Weber K T, Villarreal D
Department of Internal Medicine, University of Missouri, Columbia 65212.
Am J Cardiol. 1993 Jan 21;71(3):3A-11A. doi: 10.1016/0002-9149(93)90238-8.
The pathophysiologic cycle that links myocardial failure with the appearance of congestive heart failure is not fully understood. It is clear, however, that an activation of several neurohormonal systems and the interplay between kidneys, adrenal glands, and heart contribute to abnormal sodium and water homeostasis. Aldosterone, the body's most potent mineralocorticoid hormone, contributes to intravascular and extravascular volume expansion, and thus to the appearance of symptomatic failure.

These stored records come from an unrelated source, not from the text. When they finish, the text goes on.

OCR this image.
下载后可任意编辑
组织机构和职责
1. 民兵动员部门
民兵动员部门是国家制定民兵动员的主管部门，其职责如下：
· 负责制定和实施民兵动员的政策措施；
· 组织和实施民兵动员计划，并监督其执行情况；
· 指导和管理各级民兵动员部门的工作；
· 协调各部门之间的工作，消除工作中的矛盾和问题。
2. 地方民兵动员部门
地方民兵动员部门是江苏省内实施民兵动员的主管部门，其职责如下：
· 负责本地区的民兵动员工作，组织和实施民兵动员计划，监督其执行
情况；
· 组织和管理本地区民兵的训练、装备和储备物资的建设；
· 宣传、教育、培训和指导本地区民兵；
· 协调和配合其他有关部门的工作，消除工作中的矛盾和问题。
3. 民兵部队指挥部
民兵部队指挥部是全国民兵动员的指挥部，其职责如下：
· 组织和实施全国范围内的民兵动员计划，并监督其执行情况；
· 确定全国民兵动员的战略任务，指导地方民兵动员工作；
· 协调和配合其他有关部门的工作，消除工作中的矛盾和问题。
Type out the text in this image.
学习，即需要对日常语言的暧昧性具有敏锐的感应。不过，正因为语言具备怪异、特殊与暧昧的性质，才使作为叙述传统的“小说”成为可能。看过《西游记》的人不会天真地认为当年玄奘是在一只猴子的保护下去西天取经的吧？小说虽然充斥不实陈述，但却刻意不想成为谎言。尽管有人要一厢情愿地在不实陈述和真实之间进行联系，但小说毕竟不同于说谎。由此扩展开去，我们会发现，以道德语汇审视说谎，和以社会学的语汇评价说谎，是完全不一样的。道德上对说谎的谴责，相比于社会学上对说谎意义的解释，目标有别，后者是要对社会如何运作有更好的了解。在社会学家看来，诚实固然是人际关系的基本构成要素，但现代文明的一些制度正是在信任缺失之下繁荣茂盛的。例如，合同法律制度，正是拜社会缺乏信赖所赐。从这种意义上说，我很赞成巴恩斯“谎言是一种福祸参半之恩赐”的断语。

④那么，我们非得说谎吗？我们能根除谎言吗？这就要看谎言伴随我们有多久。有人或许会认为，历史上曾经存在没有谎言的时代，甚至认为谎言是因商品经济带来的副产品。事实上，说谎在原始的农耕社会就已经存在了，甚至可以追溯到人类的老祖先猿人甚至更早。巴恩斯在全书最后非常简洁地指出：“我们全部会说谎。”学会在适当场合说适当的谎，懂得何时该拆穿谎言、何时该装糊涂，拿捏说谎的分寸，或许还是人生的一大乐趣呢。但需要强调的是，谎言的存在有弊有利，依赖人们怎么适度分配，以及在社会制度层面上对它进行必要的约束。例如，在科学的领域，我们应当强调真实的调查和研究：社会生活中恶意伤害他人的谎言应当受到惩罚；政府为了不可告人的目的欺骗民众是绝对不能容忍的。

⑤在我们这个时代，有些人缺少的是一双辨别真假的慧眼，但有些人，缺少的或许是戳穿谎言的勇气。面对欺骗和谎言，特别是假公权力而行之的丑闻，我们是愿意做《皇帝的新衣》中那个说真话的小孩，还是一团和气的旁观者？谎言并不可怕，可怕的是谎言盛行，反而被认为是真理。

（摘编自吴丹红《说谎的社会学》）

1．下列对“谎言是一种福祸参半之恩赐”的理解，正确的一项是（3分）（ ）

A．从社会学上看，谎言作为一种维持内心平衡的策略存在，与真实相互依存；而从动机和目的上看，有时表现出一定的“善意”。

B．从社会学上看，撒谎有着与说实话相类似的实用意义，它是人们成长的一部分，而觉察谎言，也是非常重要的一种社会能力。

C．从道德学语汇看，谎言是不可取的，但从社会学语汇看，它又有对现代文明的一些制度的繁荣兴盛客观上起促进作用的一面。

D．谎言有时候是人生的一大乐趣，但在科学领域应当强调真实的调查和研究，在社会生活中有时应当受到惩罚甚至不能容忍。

Antialdosterone therapy in patients with secondary hyperaldosteronism due to heart failure must achieve one or more of the following goals: reduce or, preferably, normalize plasma aldosterone levels by limiting synthesis; antagonize the renal and systemic effects of aldosterone at its receptor sites; and eliminate or minimize the multiple stimuli to aldosterone secretion.
将心肌衰竭与充血性心力衰竭的出现联系起来的病理生理循环尚未完全明了。然而,很明显,几种神经激素系统的激活以及肾脏、肾上腺和心脏之间的相互作用导致了钠和水平衡异常。醛固酮是人体最有效的盐皮质激素,它会导致血管内和血管外容量增加,进而导致症状性心力衰竭的出现。对于因心力衰竭导致继发性醛固酮增多症的患者,抗醛固酮治疗必须实现以下一个或多个目标:通过限制合成来降低或最好使血浆醛固酮水平正常化;在醛固酮的受体部位拮抗其对肾脏和全身的作用;消除或尽量减少对醛固酮分泌的多种刺激。